Pareillement, le bassin du Mississippi conservera sensiblement sa démographie suivant le traité de Paris. En fait, malgré les nouvelles administrations étrangères, l’ombre de la Nouvelle-France plane pour un temps sur cette région sous la forme d’un monde fluvial français où ses anciens réseaux sociaux et économiques persisteront pendant plusieurs décennies. Ainsi, l’ancienne colonie française languira en quelque sorte.
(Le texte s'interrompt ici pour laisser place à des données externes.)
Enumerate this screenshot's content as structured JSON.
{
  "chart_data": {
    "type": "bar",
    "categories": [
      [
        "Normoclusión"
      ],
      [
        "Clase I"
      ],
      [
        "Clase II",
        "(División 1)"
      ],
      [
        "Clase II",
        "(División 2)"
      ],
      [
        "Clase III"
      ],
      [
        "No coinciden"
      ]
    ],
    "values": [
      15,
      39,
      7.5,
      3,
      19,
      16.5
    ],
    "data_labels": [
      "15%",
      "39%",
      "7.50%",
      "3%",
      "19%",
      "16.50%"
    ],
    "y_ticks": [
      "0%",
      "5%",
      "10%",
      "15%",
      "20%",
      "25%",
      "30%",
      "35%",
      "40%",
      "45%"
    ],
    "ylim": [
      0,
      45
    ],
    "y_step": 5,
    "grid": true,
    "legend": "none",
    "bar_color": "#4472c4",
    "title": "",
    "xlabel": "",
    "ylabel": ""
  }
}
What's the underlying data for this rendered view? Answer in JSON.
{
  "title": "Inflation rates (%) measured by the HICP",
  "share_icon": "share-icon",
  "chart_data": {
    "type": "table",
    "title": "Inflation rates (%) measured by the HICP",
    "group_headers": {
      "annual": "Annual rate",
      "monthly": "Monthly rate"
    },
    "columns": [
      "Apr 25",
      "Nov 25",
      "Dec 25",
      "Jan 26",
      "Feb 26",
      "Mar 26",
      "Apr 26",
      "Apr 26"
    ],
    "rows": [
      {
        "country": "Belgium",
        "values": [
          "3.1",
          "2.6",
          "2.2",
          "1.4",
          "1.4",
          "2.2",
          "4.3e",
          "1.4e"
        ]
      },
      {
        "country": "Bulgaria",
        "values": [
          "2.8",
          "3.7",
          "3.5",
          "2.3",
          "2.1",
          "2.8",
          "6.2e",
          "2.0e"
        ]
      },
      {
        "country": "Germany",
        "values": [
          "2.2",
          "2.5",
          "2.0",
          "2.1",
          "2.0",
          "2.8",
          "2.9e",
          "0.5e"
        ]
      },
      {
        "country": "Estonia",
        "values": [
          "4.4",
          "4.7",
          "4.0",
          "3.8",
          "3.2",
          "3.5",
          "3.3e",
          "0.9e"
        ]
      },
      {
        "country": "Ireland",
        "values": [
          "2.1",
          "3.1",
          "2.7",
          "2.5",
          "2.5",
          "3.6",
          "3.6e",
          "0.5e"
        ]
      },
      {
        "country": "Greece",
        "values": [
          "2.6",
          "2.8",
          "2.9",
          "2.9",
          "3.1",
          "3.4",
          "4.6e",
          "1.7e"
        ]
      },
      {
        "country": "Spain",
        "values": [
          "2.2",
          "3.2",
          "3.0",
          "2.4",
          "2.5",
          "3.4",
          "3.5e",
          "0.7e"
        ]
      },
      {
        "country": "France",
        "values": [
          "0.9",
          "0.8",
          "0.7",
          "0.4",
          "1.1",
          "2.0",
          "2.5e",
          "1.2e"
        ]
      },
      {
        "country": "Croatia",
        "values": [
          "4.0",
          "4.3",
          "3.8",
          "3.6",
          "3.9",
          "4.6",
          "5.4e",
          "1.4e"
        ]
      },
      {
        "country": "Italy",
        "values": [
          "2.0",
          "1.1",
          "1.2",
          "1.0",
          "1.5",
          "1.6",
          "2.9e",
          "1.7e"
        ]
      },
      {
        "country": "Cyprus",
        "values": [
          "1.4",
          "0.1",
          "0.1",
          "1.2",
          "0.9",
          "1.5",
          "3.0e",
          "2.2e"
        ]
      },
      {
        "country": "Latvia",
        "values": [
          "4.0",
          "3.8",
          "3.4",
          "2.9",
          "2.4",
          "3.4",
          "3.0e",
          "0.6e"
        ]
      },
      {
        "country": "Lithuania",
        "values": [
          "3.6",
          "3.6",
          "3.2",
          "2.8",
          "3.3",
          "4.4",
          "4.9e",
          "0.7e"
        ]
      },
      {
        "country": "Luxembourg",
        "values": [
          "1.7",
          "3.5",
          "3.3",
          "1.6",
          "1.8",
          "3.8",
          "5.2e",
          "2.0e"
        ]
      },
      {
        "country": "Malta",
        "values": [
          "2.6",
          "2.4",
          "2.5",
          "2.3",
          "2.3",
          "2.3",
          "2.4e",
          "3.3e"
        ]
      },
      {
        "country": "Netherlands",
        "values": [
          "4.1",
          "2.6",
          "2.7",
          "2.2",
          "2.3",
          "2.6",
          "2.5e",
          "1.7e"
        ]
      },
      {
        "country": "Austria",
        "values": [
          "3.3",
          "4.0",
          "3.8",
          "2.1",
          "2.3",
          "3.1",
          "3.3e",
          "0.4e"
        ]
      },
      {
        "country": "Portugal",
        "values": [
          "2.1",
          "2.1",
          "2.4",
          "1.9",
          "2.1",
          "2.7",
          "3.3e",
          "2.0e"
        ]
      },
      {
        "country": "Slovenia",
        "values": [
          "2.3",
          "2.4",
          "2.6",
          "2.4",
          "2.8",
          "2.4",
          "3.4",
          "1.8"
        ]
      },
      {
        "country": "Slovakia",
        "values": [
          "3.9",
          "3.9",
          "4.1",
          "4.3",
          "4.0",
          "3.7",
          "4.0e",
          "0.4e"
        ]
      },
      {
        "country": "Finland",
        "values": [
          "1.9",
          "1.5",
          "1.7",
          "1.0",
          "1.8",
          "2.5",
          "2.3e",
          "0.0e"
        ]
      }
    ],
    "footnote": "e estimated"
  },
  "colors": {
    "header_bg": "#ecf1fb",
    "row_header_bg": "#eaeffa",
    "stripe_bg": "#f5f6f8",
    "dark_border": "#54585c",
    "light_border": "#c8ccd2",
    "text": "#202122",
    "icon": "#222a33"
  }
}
Ce, jusqu’à ce que l’immigration anglophone, croissante après la Révolution américaine, fini par les remplacer vers la mi-XIXe siècle par de nouveaux réseaux propres aux Américains431. Entretemps, toutefois, ce sont ces mêmes réseaux français qui profiteront à Beaujeu, maintenant exilé par les circonstances en Louisiane, et à La Chapelle, poursuivant une carrière orientée par son expérience canadienne. Ces deux hommes, que la guerre de Sept Ans avait réunis (mais non alliés), suivront dorénavant deux voies différentes.